『君の隣』
 季節『ある夏の一日'08』 P1


 7月最後の日曜日。

 学校がある日や部活がある日よりも早起きするという快挙を成し遂げた男がここにいる。

「なーなー!今日は晴れだよな!?な!?」

 貴俊の部屋で窓から身を乗り出して空を仰ぐ祐二。

 まだ時刻は7時前だが空には雲一つない空が広がっている。

「大丈夫。
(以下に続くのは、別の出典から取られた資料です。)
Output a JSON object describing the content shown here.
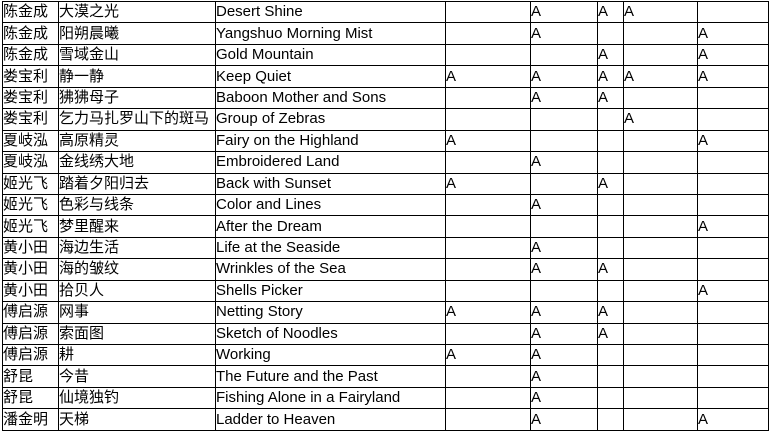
{
  "table": {
    "marker_letter": "A",
    "colors": {
      "background": "#ffffff",
      "border": "#000000",
      "text": "#000000"
    },
    "columns": {
      "author_key": "author",
      "chinese_title_key": "title_cn",
      "english_title_key": "title_en",
      "mark_count": 5
    },
    "rows": [
      {
        "author": "陈金成",
        "title_cn": "大漠之光",
        "title_en": "Desert Shine",
        "marks": [
          "",
          "A",
          "A",
          "A",
          ""
        ]
      },
      {
        "author": "陈金成",
        "title_cn": "阳朔晨曦",
        "title_en": "Yangshuo Morning Mist",
        "marks": [
          "",
          "A",
          "",
          "",
          "A"
        ]
      },
      {
        "author": "陈金成",
        "title_cn": "雪域金山",
        "title_en": "Gold Mountain",
        "marks": [
          "",
          "",
          "A",
          "",
          "A"
        ]
      },
      {
        "author": "娄宝利",
        "title_cn": "静一静",
        "title_en": "Keep Quiet",
        "marks": [
          "A",
          "A",
          "A",
          "A",
          "A"
        ]
      },
      {
        "author": "娄宝利",
        "title_cn": "狒狒母子",
        "title_en": "Baboon Mother and Sons",
        "marks": [
          "",
          "A",
          "A",
          "",
          ""
        ]
      },
      {
        "author": "娄宝利",
        "title_cn": "乞力马扎罗山下的斑马",
        "title_en": "Group of Zebras",
        "marks": [
          "",
          "",
          "",
          "A",
          ""
        ]
      },
      {
        "author": "夏岐泓",
        "title_cn": "高原精灵",
        "title_en": "Fairy on the Highland",
        "marks": [
          "A",
          "",
          "",
          "",
          "A"
        ]
      },
      {
        "author": "夏岐泓",
        "title_cn": "金线绣大地",
        "title_en": "Embroidered Land",
        "marks": [
          "",
          "A",
          "",
          "",
          ""
        ]
      },
      {
        "author": "姬光飞",
        "title_cn": "踏着夕阳归去",
        "title_en": "Back with Sunset",
        "marks": [
          "A",
          "",
          "A",
          "",
          ""
        ]
      },
      {
        "author": "姬光飞",
        "title_cn": "色彩与线条",
        "title_en": "Color and Lines",
        "marks": [
          "",
          "A",
          "",
          "",
          ""
        ]
      },
      {
        "author": "姬光飞",
        "title_cn": "梦里醒来",
        "title_en": "After the Dream",
        "marks": [
          "",
          "",
          "",
          "",
          "A"
        ]
      },
      {
        "author": "黄小田",
        "title_cn": "海边生活",
        "title_en": "Life at the Seaside",
        "marks": [
          "",
          "A",
          "",
          "",
          ""
        ]
      },
      {
        "author": "黄小田",
        "title_cn": "海的皱纹",
        "title_en": "Wrinkles of the Sea",
        "marks": [
          "",
          "A",
          "A",
          "",
          ""
        ]
      },
      {
        "author": "黄小田",
        "title_cn": "拾贝人",
        "title_en": "Shells Picker",
        "marks": [
          "",
          "",
          "",
          "",
          "A"
        ]
      },
      {
        "author": "傅启源",
        "title_cn": "网事",
        "title_en": "Netting Story",
        "marks": [
          "A",
          "A",
          "A",
          "",
          ""
        ]
      },
      {
        "author": "傅启源",
        "title_cn": "索面图",
        "title_en": "Sketch of Noodles",
        "marks": [
          "",
          "A",
          "A",
          "",
          ""
        ]
      },
      {
        "author": "傅启源",
        "title_cn": "耕",
        "title_en": "Working",
        "marks": [
          "A",
          "A",
          "",
          "",
          ""
        ]
      },
      {
        "author": "舒昆",
        "title_cn": "今昔",
        "title_en": "The Future and the Past",
        "marks": [
          "",
          "A",
          "",
          "",
          ""
        ]
      },
      {
        "author": "舒昆",
        "title_cn": "仙境独钓",
        "title_en": "Fishing Alone in a Fairyland",
        "marks": [
          "",
          "A",
          "",
          "",
          ""
        ]
      },
      {
        "author": "潘金明",
        "title_cn": "天梯",
        "title_en": "Ladder to Heaven",
        "marks": [
          "",
          "A",
          "",
          "",
          "A"
        ]
      }
    ]
  }
}
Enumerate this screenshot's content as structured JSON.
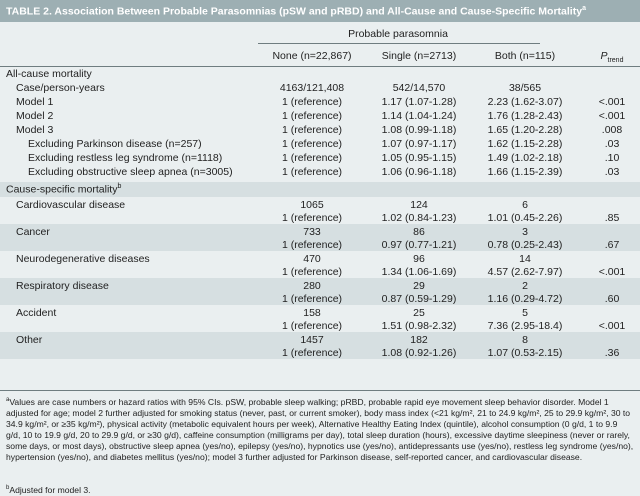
{
  "title": {
    "text": "TABLE 2. Association Between Probable Parasomnias (pSW and pRBD) and All-Cause and Cause-Specific Mortality",
    "sup": "a"
  },
  "header": {
    "group": "Probable parasomnia",
    "cols": [
      "None (n=22,867)",
      "Single (n=2713)",
      "Both (n=115)"
    ],
    "ptrend": "P",
    "ptrend_sub": "trend"
  },
  "rows": [
    {
      "label": "All-cause mortality",
      "indent": 0,
      "shade": false,
      "v": [
        "",
        "",
        "",
        ""
      ]
    },
    {
      "label": "Case/person-years",
      "indent": 1,
      "shade": false,
      "v": [
        "4163/121,408",
        "542/14,570",
        "38/565",
        ""
      ]
    },
    {
      "label": "Model 1",
      "indent": 1,
      "shade": false,
      "v": [
        "1 (reference)",
        "1.17 (1.07-1.28)",
        "2.23 (1.62-3.07)",
        "<.001"
      ]
    },
    {
      "label": "Model 2",
      "indent": 1,
      "shade": false,
      "v": [
        "1 (reference)",
        "1.14 (1.04-1.24)",
        "1.76 (1.28-2.43)",
        "<.001"
      ]
    },
    {
      "label": "Model 3",
      "indent": 1,
      "shade": false,
      "v": [
        "1 (reference)",
        "1.08 (0.99-1.18)",
        "1.65 (1.20-2.28)",
        ".008"
      ]
    },
    {
      "label": "Excluding Parkinson disease (n=257)",
      "indent": 2,
      "shade": false,
      "v": [
        "1 (reference)",
        "1.07 (0.97-1.17)",
        "1.62 (1.15-2.28)",
        ".03"
      ]
    },
    {
      "label": "Excluding restless leg syndrome (n=1118)",
      "indent": 2,
      "shade": false,
      "v": [
        "1 (reference)",
        "1.05 (0.95-1.15)",
        "1.49 (1.02-2.18)",
        ".10"
      ]
    },
    {
      "label": "Excluding obstructive sleep apnea (n=3005)",
      "indent": 2,
      "shade": false,
      "v": [
        "1 (reference)",
        "1.06 (0.96-1.18)",
        "1.66 (1.15-2.39)",
        ".03"
      ]
    }
  ],
  "cause_section": {
    "label": "Cause-specific mortality",
    "sup": "b"
  },
  "causes": [
    {
      "name": "Cardiovascular disease",
      "cases": [
        "1065",
        "124",
        "6"
      ],
      "hr": [
        "1 (reference)",
        "1.02 (0.84-1.23)",
        "1.01 (0.45-2.26)",
        ".85"
      ]
    },
    {
      "name": "Cancer",
      "cases": [
        "733",
        "86",
        "3"
      ],
      "hr": [
        "1 (reference)",
        "0.97 (0.77-1.21)",
        "0.78 (0.25-2.43)",
        ".67"
      ]
    },
    {
      "name": "Neurodegenerative diseases",
      "cases": [
        "470",
        "96",
        "14"
      ],
      "hr": [
        "1 (reference)",
        "1.34 (1.06-1.69)",
        "4.57 (2.62-7.97)",
        "<.001"
      ]
    },
    {
      "name": "Respiratory disease",
      "cases": [
        "280",
        "29",
        "2"
      ],
      "hr": [
        "1 (reference)",
        "0.87 (0.59-1.29)",
        "1.16 (0.29-4.72)",
        ".60"
      ]
    },
    {
      "name": "Accident",
      "cases": [
        "158",
        "25",
        "5"
      ],
      "hr": [
        "1 (reference)",
        "1.51 (0.98-2.32)",
        "7.36 (2.95-18.4)",
        "<.001"
      ]
    },
    {
      "name": "Other",
      "cases": [
        "1457",
        "182",
        "8"
      ],
      "hr": [
        "1 (reference)",
        "1.08 (0.92-1.26)",
        "1.07 (0.53-2.15)",
        ".36"
      ]
    }
  ],
  "footnotes": {
    "a_mark": "a",
    "a_text": "Values are case numbers or hazard ratios with 95% CIs. pSW, probable sleep walking; pRBD, probable rapid eye movement sleep behavior disorder. Model 1 adjusted for age; model 2 further adjusted for smoking status (never, past, or current smoker), body mass index (<21 kg/m², 21 to 24.9 kg/m², 25 to 29.9 kg/m², 30 to 34.9 kg/m², or ≥35 kg/m²), physical activity (metabolic equivalent hours per week), Alternative Healthy Eating Index (quintile), alcohol consumption (0 g/d, 1 to 9.9 g/d, 10 to 19.9 g/d, 20 to 29.9 g/d, or ≥30 g/d), caffeine consumption (milligrams per day), total sleep duration (hours), excessive daytime sleepiness (never or rarely, some days, or most days), obstructive sleep apnea (yes/no), epilepsy (yes/no), hypnotics use (yes/no), antidepressants use (yes/no), restless leg syndrome (yes/no), hypertension (yes/no), and diabetes mellitus (yes/no); model 3 further adjusted for Parkinson disease, self-reported cancer, and cardiovascular disease.",
    "b_mark": "b",
    "b_text": "Adjusted for model 3."
  },
  "colors": {
    "title_bg": "#9dafb3",
    "body_bg": "#eaeff0",
    "shade_bg": "#d6dfe1"
  }
}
晴れだよ」

 着替えている貴俊はクスクス笑った。

 まだ眠っていた貴俊の部屋に祐二が飛び込んで来たのは30分前。

 約束の時間よりもずっと早かった。

「なー早くしろよぉ!」

「まだ電車の時間までだいぶあるよ」

 祐二が子犬だったらきっと尻尾をちぎれるほど振り回しているだろう。

 それほど祐二ははしゃいでいた。

「楽しそうだね?」

 着替えを済ませた貴俊は窓から身を乗り出す祐二を後ろから掴まえてベッドへ引きずり込んだ。

「うわぁっ!離せよっ!」

 腰をしっかり抱えられて祐二がもがく。

 だが貴俊の長い手足は祐二をしっかりと拘束している。

「昨夜はちゃんと眠れたの?」

 夜遅くまで祐二の部屋は電気が点いていた。

 多分遠足の前の日のようにはしゃいで眠れないんだろうと貴俊は灯りの点いた部屋を眺めていた。

「ね、寝たに決まってんだろっ!」

 ぎこちない態度は言葉よりも雄弁だった。

「ビキニの女の子と遊べるから楽しみ?」

「ち、違っ…」

「ビキニの似合う可愛い彼女が出来ちゃうかもしれないね?」

 夏休みに入る直前に同じサッカー部の太一にプールに誘われた。

 太一がクラスの女子を何人か誘って今日はみんなで隣県にあるリゾートプールへ遊びに行く。

 祐二はこの日をすごく楽しみにしていた。

「祐二は…小柄でおっぱいの大きい子が好みだったよね?」

 そう意地悪に囁く貴俊。

 数ヶ月前だったら何てことのない会話。

 けれど今の二人にとっては別の意味が含まれていた。

「お、俺はっ!」

 祐二は自分を抱えている貴俊の手をギュッと掴んだ。

「俺は…?」

 貴俊は耳のそばで囁くような声を出した。

「貴俊とプールに行けると思ったから…」

 今にも消えてしまいそうな小さな声。

 家が隣同士で幼なじみだった二人が親友という枠を超えた関係になったのは春の出来事。

 負けず嫌いで天邪鬼な祐二も少しずつだが貴俊の前だけでは本当の姿を見せる。

 貴俊は照れくさそうに俯く祐二の首筋に唇を寄せた。